30-day guitar challenge: Alternate picking is one of the simplest guitar techniques in that it consists of simply picking down, then up, then down, then up...
One of the first picking monsters was fusion aficionado Al Di Meola, whose track Race With The Devil On A Spanish Highway is full of string-melting manoeuvres.
Since then, Paul Gilbert, John Petrucci and Rusty Cooley have taken the technique to super- human levels. The real challenge in alternate picking is changing between strings. The difficulty lies in nailing the timing with both your pick and your fretting finger.
This neoclassical lick descends through the A harmonic minor scale, with the notes arranged in a six-note pattern that repeats over three octaves. Remember that you're measuring your base skill level, so make sure you're playing cleanly and without any mistakes in either hand.
Benchmark test tab (right-click to download)
Hold your pick at an angle to the string so the edge hits the string. Move from your wrist in a rotational motion and try not to pick from your thumb or elbow, as these are harder to control.
Remember, your main aim is to land your fretting finger at exactly the same moment that you pick. Play each of these phrases for 30 seconds before attempting to up the tempo.
Focus on timing the down-picks with your fretting finger movements (first with your fourth finger, then your third). You should play four evenly timed downstrokes.
Up-pick on the beat
Starting on an upstroke is unusual, but it is a skill that is worth developing. Focus on timing - your pick and finger should both arrive at the string simultaneously.
These three notes highlight the moment of a string change. There is likely to be a small timing difference between your pick and finger, so practise slowly.
The alternate-picked licks that we've composed below each focus on a different pick-stroke permutation.
We start off with a two-note-per-string pattern, in which each string change is performed with a downstroke - the rock lick changes string on an upstroke. We complete this set of musical licks with the final shred example, which alternates between downstroke and upstroke string changes.
This lick uses the notes of the A minor pentatonic scale (A C D E G) and is arranged in four-notes-per-scale shapes, moving down the neck after each group of four.
For maximum speed, play the entire lick with your first and third fingers, and sync your third finger with each downstroke in order to lock both hands together.
Blues lick tab (right-click to download)
You need steady timing for this 16th-note lick. In bar 1, change from the first string to the second with a downstroke followed by an upstroke in an 'inside the strings motion.

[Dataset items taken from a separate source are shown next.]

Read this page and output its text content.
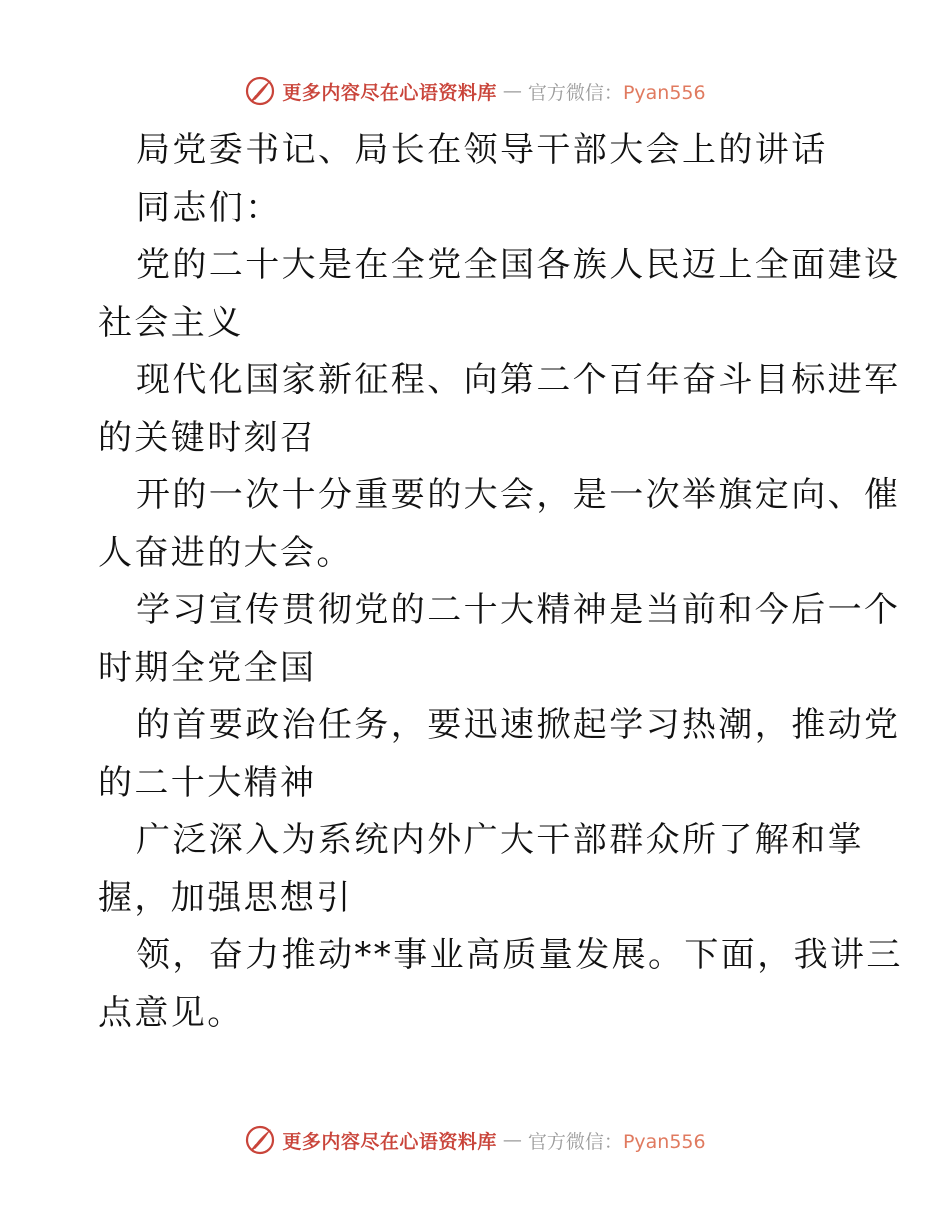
更多内容尽在心语资料库 — 官方微信：Pyan556
局党委书记、局长在领导干部大会上的讲话
同志们：
党的二十大是在全党全国各族人民迈上全面建设
社会主义
现代化国家新征程、向第二个百年奋斗目标进军
的关键时刻召
开的一次十分重要的大会，是一次举旗定向、催
人奋进的大会。
学习宣传贯彻党的二十大精神是当前和今后一个
时期全党全国
的首要政治任务，要迅速掀起学习热潮，推动党
的二十大精神
广泛深入为系统内外广大干部群众所了解和掌
握，加强思想引
领，奋力推动**事业高质量发展。下面，我讲三
点意见。
更多内容尽在心语资料库 — 官方微信：Pyan556
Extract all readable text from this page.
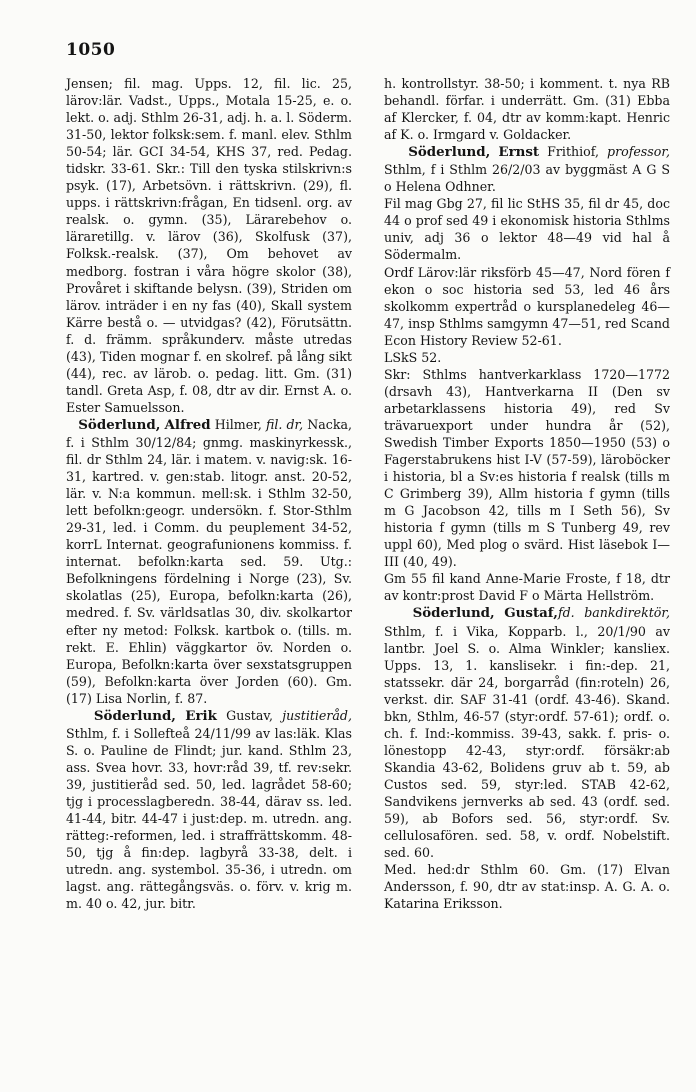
1050

Jensen; fil. mag. Upps. 12, fil. lic. 25, lärov:lär. Vadst., Upps., Motala 15-25, e. o. lekt. o. adj. Sthlm 26-31, adj. h. a. l. Söderm. 31-50, lektor folksk:sem. f. manl. elev. Sthlm 50-54; lär. GCI 34-54, KHS 37, red. Pedag. tidskr. 33-61. Skr.: Till den tyska stilskrivn:s psyk. (17), Arbetsövn. i rättskrivn. (29), fl. upps. i rättskrivn:frågan, En tidsenl. org. av realsk. o. gymn. (35), Lärarebehov o. läraretillg. v. lärov (36), Skolfusk (37), Folksk.-realsk. (37), Om behovet av medborg. fostran i våra högre skolor (38), Provåret i skiftande belysn. (39), Striden om lärov. inträder i en ny fas (40), Skall system Kärre bestå o. — utvidgas? (42), Förutsättn. f. d. främm. språkunderv. måste utredas (43), Tiden mognar f. en skolref. på lång sikt (44), rec. av lärob. o. pedag. litt. Gm. (31) tandl. Greta Asp, f. 08, dtr av dir. Ernst A. o. Ester Samuelsson.

Söderlund, Alfred Hilmer, fil. dr, Nacka, f. i Sthlm 30/12/84; gnmg. maskinyrkessk., fil. dr Sthlm 24, lär. i matem. v. navig:sk. 16-31, kartred. v. gen:stab. litogr. anst. 20-52, lär. v. N:a kommun. mell:sk. i Sthlm 32-50, lett befolkn:geogr. undersökn. f. Stor-Sthlm 29-31, led. i Comm. du peuplement 34-52, korrL Internat. geografunionens kommiss. f. internat. befolkn:karta sed. 59. Utg.: Befolkningens fördelning i Norge (23), Sv. skolatlas (25), Europa, befolkn:karta (26), medred. f. Sv. världsatlas 30, div. skolkartor efter ny metod: Folksk. kartbok o. (tills. m. rekt. E. Ehlin) väggkartor öv. Norden o. Europa, Befolkn:karta över sexstatsgruppen (59), Befolkn:karta över Jorden (60). Gm. (17) Lisa Norlin, f. 87.

Söderlund, Erik Gustav, justitieråd, Sthlm, f. i Sollefteå 24/11/99 av las:läk. Klas S. o. Pauline de Flindt; jur. kand. Sthlm 23, ass. Svea hovr. 33, hovr:råd 39, tf. rev:sekr. 39, justitieråd sed. 50, led. lagrådet 58-60; tjg i processlagberedn. 38-44, därav ss. led. 41-44, bitr. 44-47 i just:dep. m. utredn. ang. rätteg:-reformen, led. i straffrättskomm. 48-50, tjg å fin:dep. lagbyrå 33-38, delt. i utredn. ang. systembol. 35-36, i utredn. om lagst. ang. rättegångsväs. o. förv. v. krig m. m. 40 o. 42, jur. bitr.

h. kontrollstyr. 38-50; i komment. t. nya RB behandl. förfar. i underrätt. Gm. (31) Ebba af Klercker, f. 04, dtr av komm:kapt. Henric af K. o. Irmgard v. Goldacker.

Söderlund, Ernst Frithiof, professor, Sthlm, f i Sthlm 26/2/03 av byggmäst A G S o Helena Odhner.

Fil mag Gbg 27, fil lic StHS 35, fil dr 45, doc 44 o prof sed 49 i ekonomisk historia Sthlms univ, adj 36 o lektor 48—49 vid hal å Södermalm.

Ordf Lärov:lär riksförb 45—47, Nord fören f ekon o soc historia sed 53, led 46 års skolkomm expertråd o kursplanedeleg 46—47, insp Sthlms samgymn 47—51, red Scand Econ History Review 52-61.

LSkS 52.

Skr: Sthlms hantverkarklass 1720—1772 (drsavh 43), Hantverkarna II (Den sv arbetarklassens historia 49), red Sv trävaruexport under hundra år (52), Swedish Timber Exports 1850—1950 (53) o Fagerstabrukens hist I-V (57-59), läroböcker i historia, bl a Sv:es historia f realsk (tills m C Grimberg 39), Allm historia f gymn (tills m G Jacobson 42, tills m I Seth 56), Sv historia f gymn (tills m S Tunberg 49, rev uppl 60), Med plog o svärd. Hist läsebok I—III (40, 49).

Gm 55 fil kand Anne-Marie Froste, f 18, dtr av kontr:prost David F o Märta Hellström.

Söderlund, Gustaf,fd. bankdirektör, Sthlm, f. i Vika, Kopparb. l., 20/1/90 av lantbr. Joel S. o. Alma Winkler; kansliex. Upps. 13, 1. kanslisekr. i fin:-dep. 21, statssekr. där 24, borgarråd (fin:roteln) 26, verkst. dir. SAF 31-41 (ordf. 43-46). Skand. bkn, Sthlm, 46-57 (styr:ordf. 57-61); ordf. o. ch. f. Ind:-kommiss. 39-43, sakk. f. pris- o. lönestopp 42-43, styr:ordf. försäkr:ab Skandia 43-62, Bolidens gruv ab t. 59, ab Custos sed. 59, styr:led. STAB 42-62, Sandvikens jernverks ab sed. 43 (ordf. sed. 59), ab Bofors sed. 56, styr:ordf. Sv. cellulosafören. sed. 58, v. ordf. Nobelstift. sed. 60.

Med. hed:dr Sthlm 60. Gm. (17) Elvan Andersson, f. 90, dtr av stat:insp. A. G. A. o. Katarina Eriksson.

In bar 2, change from the second string to the first with a downstroke followed by an upstroke in an 'outside the strings' motion.
Rock lick tab (right-click to download)
Starting on a B note, this lick uses a six-note phrase based on the A harmonic minor scale (A B C D E F G#).
In bar 1 this follows a two-string fretting pattern, ie, the six-note shape is repeated on the other string pairs. Target your first finger on the first note of each six-note grouping and keep your pick moving down and up.